Unless I’ve been daydreaming for the past 8 years, this is all I’ve ever understood programming languages (or technology in general) to count for. How does Julia help us help ourselves? Who knows.
However, from the viewpoint of problem solving, I quickly realised that I could sketch most of our world’s programming languages into three tiers of impact, and I’d like to share that with everyone for their enlightenment. I’m also up for discussion, if you find this idea could be refined or such, this should go up on Twitter so please tell me about it there.
We’re going to start at the bottom, and examine the lowest kind of programming languages. These languages are usually useful in so much as what people do with them nonetheless, presenting no apparent way in which the language itself aids its users, facilitates traversal of their problem domain, or the like. A very popular example is PHP, but this also includes languages like Julia, and many others we’ve yet to hear about. There is nothing unique or inventful about these languages on their own merits, but that doesn’t proclude special people from doing amazing things with them.
In the middle layer, we have middling programming languages.
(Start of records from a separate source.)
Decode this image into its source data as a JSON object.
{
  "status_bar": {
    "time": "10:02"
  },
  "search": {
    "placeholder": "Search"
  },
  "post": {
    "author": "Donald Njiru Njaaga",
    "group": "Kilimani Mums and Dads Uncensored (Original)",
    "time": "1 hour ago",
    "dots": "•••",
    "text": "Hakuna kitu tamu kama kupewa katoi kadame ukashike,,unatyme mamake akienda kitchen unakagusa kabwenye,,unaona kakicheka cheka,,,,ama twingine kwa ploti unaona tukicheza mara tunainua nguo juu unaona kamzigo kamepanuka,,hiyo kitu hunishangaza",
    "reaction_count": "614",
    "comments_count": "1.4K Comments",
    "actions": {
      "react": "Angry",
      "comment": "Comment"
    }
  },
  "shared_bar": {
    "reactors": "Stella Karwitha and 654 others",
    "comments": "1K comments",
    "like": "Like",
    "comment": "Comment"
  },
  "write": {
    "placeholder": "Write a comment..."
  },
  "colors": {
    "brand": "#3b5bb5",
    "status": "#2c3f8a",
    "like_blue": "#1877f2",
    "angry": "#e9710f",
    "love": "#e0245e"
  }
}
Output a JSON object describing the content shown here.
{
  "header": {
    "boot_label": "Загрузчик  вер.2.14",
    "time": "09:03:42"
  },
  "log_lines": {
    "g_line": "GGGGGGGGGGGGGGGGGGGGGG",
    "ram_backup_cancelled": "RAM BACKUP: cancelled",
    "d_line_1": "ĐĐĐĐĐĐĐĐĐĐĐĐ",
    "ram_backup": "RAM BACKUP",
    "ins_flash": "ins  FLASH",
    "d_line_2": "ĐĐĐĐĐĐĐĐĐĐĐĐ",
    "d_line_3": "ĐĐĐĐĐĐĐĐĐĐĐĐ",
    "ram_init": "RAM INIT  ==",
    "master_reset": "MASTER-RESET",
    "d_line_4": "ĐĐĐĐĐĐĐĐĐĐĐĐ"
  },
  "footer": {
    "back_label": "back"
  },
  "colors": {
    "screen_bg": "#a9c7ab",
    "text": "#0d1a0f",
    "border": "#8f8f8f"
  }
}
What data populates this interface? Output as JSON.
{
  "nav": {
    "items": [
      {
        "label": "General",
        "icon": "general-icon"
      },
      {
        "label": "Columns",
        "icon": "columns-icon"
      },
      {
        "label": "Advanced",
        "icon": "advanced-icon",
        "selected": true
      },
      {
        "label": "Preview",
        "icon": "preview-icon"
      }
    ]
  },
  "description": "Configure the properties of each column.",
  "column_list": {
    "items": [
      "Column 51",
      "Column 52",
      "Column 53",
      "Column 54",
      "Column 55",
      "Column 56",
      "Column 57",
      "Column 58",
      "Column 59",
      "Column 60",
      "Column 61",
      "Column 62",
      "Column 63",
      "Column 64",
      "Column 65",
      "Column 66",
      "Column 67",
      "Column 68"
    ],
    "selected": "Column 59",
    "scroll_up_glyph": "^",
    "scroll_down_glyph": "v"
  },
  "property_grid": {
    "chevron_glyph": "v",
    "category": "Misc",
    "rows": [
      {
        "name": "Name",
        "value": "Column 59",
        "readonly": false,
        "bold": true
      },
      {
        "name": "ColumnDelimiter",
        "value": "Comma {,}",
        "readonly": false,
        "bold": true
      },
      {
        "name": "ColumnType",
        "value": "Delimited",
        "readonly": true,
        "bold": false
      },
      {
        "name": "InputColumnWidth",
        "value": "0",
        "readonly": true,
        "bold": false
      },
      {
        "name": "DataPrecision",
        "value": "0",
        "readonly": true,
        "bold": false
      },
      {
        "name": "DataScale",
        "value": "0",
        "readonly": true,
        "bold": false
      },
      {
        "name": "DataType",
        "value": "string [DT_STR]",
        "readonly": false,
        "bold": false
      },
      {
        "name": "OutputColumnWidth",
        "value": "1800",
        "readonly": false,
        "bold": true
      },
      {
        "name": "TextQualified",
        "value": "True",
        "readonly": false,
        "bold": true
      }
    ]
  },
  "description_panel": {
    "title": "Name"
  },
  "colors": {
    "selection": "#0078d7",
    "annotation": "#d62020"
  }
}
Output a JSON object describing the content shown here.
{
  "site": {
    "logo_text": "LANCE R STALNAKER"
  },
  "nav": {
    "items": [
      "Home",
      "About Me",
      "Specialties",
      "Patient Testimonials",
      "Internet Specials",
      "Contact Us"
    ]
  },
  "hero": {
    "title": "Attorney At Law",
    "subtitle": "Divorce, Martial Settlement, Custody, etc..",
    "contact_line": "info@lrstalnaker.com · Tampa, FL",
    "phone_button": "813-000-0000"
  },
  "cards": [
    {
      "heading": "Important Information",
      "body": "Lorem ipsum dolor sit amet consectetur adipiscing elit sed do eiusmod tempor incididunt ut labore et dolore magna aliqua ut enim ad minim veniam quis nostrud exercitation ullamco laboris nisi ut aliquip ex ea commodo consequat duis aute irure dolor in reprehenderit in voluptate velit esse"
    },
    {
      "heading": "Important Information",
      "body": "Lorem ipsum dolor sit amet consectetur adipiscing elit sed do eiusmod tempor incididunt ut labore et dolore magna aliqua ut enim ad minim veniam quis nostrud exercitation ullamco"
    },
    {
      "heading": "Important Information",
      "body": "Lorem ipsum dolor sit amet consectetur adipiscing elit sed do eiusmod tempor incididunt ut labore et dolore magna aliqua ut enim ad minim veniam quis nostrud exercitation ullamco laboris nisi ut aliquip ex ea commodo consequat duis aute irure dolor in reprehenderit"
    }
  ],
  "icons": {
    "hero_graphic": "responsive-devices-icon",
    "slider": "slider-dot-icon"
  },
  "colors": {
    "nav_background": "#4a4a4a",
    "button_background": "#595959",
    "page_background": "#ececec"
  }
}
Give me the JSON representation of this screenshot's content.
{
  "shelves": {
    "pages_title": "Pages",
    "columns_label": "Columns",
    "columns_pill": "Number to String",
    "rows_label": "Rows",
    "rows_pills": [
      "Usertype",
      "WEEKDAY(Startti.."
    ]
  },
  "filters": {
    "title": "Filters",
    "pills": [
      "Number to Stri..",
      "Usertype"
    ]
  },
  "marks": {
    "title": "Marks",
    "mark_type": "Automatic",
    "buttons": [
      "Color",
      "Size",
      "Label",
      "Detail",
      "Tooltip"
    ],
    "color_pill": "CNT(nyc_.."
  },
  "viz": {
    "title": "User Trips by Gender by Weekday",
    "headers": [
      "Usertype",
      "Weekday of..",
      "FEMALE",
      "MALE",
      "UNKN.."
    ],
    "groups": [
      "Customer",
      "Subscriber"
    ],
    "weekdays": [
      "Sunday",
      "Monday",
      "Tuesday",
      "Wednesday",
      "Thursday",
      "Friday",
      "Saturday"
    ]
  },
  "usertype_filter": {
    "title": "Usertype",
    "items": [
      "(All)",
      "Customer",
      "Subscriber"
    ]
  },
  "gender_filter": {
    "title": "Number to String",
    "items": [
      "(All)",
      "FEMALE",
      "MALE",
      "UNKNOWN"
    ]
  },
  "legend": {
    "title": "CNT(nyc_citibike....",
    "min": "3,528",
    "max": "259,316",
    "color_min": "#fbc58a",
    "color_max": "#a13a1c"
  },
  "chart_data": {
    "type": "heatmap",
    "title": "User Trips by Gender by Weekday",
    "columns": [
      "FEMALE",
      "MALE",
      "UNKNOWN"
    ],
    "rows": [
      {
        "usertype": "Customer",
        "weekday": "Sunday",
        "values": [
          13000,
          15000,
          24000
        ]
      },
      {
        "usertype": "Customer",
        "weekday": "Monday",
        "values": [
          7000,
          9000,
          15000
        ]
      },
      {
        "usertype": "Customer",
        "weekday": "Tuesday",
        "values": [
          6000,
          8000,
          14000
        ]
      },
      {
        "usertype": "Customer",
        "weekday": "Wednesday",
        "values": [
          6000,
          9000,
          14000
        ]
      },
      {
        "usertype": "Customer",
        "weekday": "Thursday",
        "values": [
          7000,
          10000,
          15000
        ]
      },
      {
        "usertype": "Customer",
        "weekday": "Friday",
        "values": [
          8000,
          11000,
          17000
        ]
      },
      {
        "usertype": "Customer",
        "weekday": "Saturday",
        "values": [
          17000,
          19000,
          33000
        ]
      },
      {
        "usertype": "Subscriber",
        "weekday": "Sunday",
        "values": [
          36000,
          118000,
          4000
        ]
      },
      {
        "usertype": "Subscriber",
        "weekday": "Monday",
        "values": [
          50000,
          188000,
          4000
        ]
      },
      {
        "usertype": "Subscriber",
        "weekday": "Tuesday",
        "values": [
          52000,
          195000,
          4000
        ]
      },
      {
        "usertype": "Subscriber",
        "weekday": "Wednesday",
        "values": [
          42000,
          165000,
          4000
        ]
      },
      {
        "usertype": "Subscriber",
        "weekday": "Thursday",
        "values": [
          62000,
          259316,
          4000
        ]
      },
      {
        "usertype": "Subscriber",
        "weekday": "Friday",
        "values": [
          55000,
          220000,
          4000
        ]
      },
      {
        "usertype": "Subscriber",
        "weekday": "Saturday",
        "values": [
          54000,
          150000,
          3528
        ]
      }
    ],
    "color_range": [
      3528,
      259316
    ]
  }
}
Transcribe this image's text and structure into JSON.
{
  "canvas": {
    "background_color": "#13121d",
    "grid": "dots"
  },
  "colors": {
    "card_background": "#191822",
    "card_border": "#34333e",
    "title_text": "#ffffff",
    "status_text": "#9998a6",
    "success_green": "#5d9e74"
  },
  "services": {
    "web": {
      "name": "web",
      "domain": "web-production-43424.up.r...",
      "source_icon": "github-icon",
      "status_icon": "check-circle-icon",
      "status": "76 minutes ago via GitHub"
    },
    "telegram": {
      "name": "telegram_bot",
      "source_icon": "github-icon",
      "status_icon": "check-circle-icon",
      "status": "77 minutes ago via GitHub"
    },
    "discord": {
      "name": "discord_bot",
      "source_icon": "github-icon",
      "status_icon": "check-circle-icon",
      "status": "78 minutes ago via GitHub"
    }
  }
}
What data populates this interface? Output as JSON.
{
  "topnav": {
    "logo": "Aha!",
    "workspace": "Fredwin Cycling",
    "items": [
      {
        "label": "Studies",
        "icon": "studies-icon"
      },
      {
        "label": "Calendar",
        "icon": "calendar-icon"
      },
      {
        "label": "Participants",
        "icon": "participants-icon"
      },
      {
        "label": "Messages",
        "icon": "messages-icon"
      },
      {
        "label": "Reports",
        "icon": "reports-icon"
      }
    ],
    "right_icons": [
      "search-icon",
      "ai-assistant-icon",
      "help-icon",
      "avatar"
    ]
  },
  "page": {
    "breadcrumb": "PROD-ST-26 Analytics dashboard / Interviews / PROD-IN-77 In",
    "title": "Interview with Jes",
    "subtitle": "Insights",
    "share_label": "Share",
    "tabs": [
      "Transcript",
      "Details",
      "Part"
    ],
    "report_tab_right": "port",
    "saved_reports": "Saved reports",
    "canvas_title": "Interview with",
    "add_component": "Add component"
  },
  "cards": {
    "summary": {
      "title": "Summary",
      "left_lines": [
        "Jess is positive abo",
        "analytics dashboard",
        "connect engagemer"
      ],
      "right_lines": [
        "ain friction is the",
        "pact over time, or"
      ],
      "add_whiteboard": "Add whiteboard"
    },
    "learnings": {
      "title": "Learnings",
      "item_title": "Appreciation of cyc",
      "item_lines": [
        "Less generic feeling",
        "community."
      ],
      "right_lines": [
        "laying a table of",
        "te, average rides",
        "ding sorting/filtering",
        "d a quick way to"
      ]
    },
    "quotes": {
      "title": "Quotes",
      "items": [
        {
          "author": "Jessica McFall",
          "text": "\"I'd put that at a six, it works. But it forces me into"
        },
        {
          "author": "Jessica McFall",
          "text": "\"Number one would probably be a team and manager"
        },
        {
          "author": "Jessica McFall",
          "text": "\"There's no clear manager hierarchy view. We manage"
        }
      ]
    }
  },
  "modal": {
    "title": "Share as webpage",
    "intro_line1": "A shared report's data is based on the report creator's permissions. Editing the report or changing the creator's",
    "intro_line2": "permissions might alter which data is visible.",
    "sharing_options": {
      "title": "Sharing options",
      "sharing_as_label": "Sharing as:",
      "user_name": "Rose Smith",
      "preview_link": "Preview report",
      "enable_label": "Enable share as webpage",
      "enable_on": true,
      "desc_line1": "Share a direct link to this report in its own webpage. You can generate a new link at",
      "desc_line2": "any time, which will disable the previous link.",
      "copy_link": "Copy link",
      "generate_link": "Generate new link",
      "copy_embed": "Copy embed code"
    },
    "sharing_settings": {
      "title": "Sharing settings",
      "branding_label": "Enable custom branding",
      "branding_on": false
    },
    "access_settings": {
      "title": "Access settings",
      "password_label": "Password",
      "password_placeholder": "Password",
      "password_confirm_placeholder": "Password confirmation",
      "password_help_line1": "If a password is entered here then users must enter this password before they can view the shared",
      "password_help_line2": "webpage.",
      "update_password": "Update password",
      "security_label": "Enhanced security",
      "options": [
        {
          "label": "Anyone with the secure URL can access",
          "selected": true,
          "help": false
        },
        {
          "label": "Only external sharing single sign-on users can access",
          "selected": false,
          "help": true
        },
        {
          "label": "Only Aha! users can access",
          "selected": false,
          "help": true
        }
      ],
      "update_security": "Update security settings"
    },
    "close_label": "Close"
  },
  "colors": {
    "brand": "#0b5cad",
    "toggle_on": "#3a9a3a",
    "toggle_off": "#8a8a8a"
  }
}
These languages have a unique merit to them, and this has been demonstrated, but for one reason or another they are not a “must have” for any arsenal insomuch as they’re an “option”, regardless of what their evangelists might have you believe. Scala fits in here with its wide array of improvements and changes from Java. Rust also belongs here, for the strides it makes in memory safety, as does Golang, for how well it addresses its problem domain. In the end, we can and have lived without them.
In recent years, I’ve noticed a very troubling trend surrounding programming languages. Perhaps its just a residual from the greater society, but for whatever reason people have shown an ever stronger pull towards ideology in computer programming. The design of programming languages has shown a stronger pull than almost anything, and when people create programming languages from this standpoint, their ideas become sacred, and well… that’s as far as you can get from science. This is just a hunch, but it might explain why the blog post I stumbled upon has no headspace for problem solving: languages are transforming into a platform for “better ideas”, with community consensus producing “the one proper way to do it”, even though this can never reconcile with reality and actually demonstrates the imperfection of every idea.
People are losing focus on the task at hand, and in an effort to maintain coherency in this tidal wave swamping our industry, I needed to make this to make sense of my job in a way that’s actually useful. Evangelism has no place in science at all, even though oration is crucial for negotiating for science in the outside world (lest we blunder, like the Supercollider). If we can’t keep our heads above the water, we’re as good as quacks whether anybody notices or not.